Intanto le attiviste e gli attivisti della campagna “No Ccs – Il futuro non si sTocca” – promossa da numerose realtà dell’universo ecologista – hanno scritto una lettera aperta, indirizzata al presidente del Consiglio Giuseppe Conte, al presidente dell’Emilia Romagna Stefano Bonaccini e al sindaco di Ravenna Michele De Pascale.
Nel testo si legge che il progetto della cattura e dello stoccaggio di carbonio “si inserisce alla perfezione nella narrativa di greenwashing dell’azienda” e che se il progetto è scomparso dall’ultima bozza “i motivi possiamo intuirli: forse l’Europa, che scommette sull’idrogeno verde più che sul blu, non avrebbe approvato un progetto così costoso e allo stesso tempo vago e incerto. Eppure anche se dai giornali non traspare vogliamo pensare che le nostre mobilitazioni di dicembre in Emilia Romagna e in tutta Italia, insieme a prese di posizione forti delle associazioni che da anni si occupano di clima, siano servite a orientare in parte le decisioni che influenzeranno le nostre vite per i prossimi anni in maniera decisiva”.
La partita del Ccs non è ancora chiusa del tutto, come spiegano gli stessi attivisti e attiviste della rete, “perchè il Ccs figura ancora nel piano industriale di Eni, che sta già pensando di finanziarlo attraverso dei green bond”. Al contrario l’auspicio è che proprio Ravenna diventi “territorio fertile per avviare una riconversione alle rinnovabili che può essere d’esempio per l’intero Paese. Occorre però tracciare con determinazione una nuova strada abbandonando le logiche del passato che il Ccs, invece, ripropone”.
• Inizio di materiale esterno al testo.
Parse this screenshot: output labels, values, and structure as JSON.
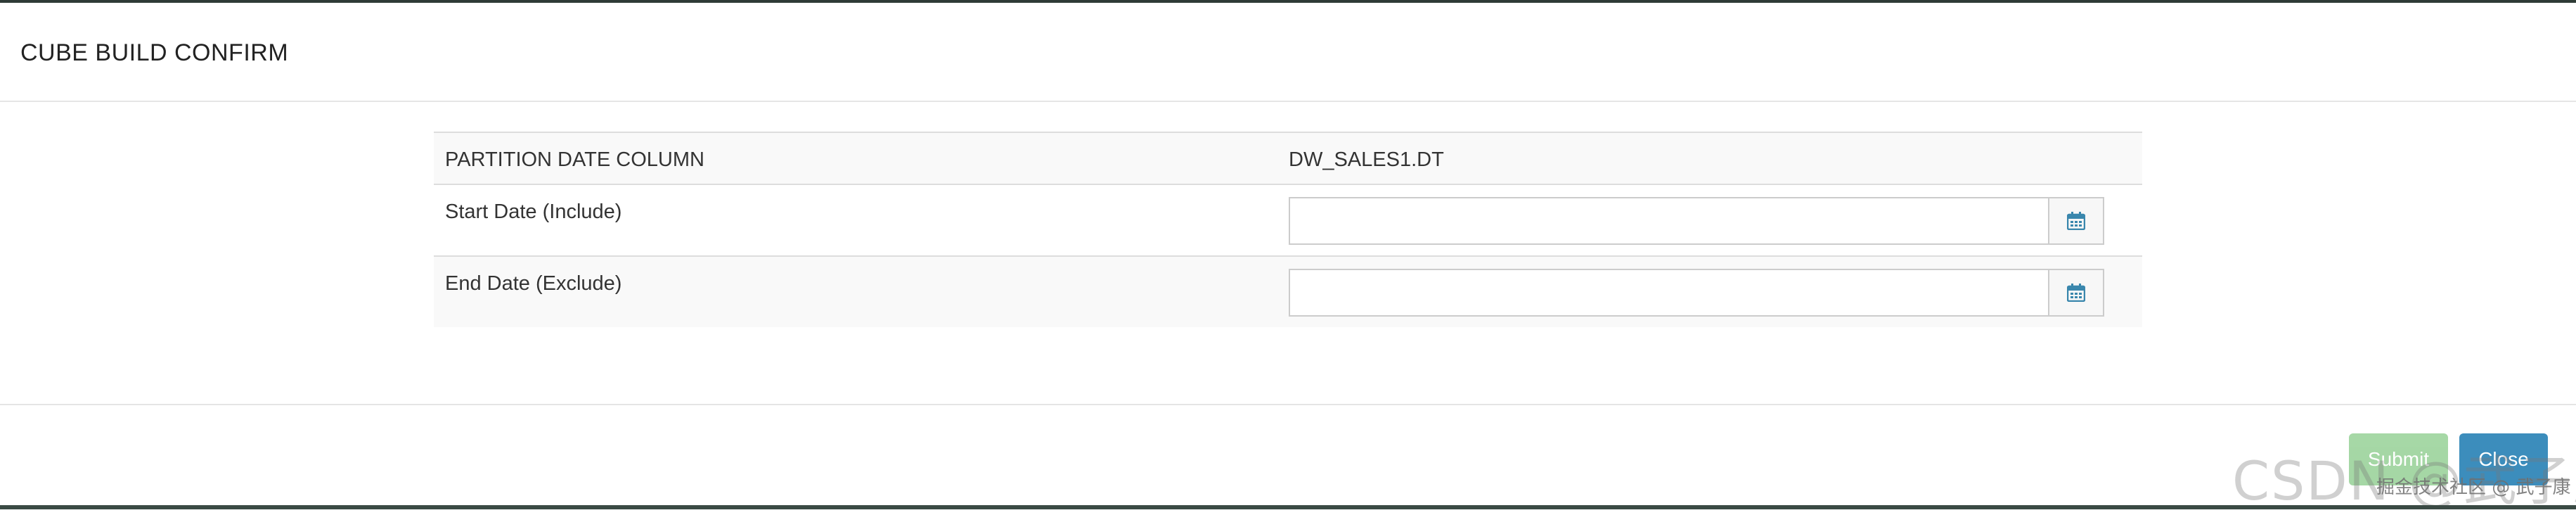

Nella terra del petrolio si investe sull’idrogeno verde
“L’Eni ha fatto in questi anni un forte pressing per sostenere questa opzione, legandola come cavallo di Troia a favore dell’idrogeno blu” afferma Massimo Scalia, uno dei padri dell’ambientalismo scientifico in Italia. “L’azienda sa che si tratta di una tecnologia vecchia e senza futuro, eppure spinge su di essa perché sostiene che in questo modo può sfruttare le competenze acquisite sulle fonti fossili, dalla cui produzione poi sequestra il carbonio per rendere la produzione più pulita. Speriamo che dopo questa batosta Eni che già aveva accettato l’accordo con Enel per decarbonizzare i suoi siti con idrogeno verde, la smetta di chiedere denaro pubblico per mantenere nel sistema dei combustibili fossili tutte le sue attività”. Scalia poi ricorda la recente nomina di Francesco Starace, amministratore delegato di Enel, alla guida di SEforALL, l’organizzazione internazionale senza scopo di lucro che lavora a stretto contatto con le Nazioni Unite per accelerare e realizzare su scala le soluzioni necessarie per raggiungere l’Obiettivo di Sviluppo Sostenibile. E, soprattutto, le continue prese di posizione di Starace e del governo italiano, come ad esempio sul Piano Nazionale di Ripresa e Resilienza recentemente stilato dal governo, sull’idrogeno verde.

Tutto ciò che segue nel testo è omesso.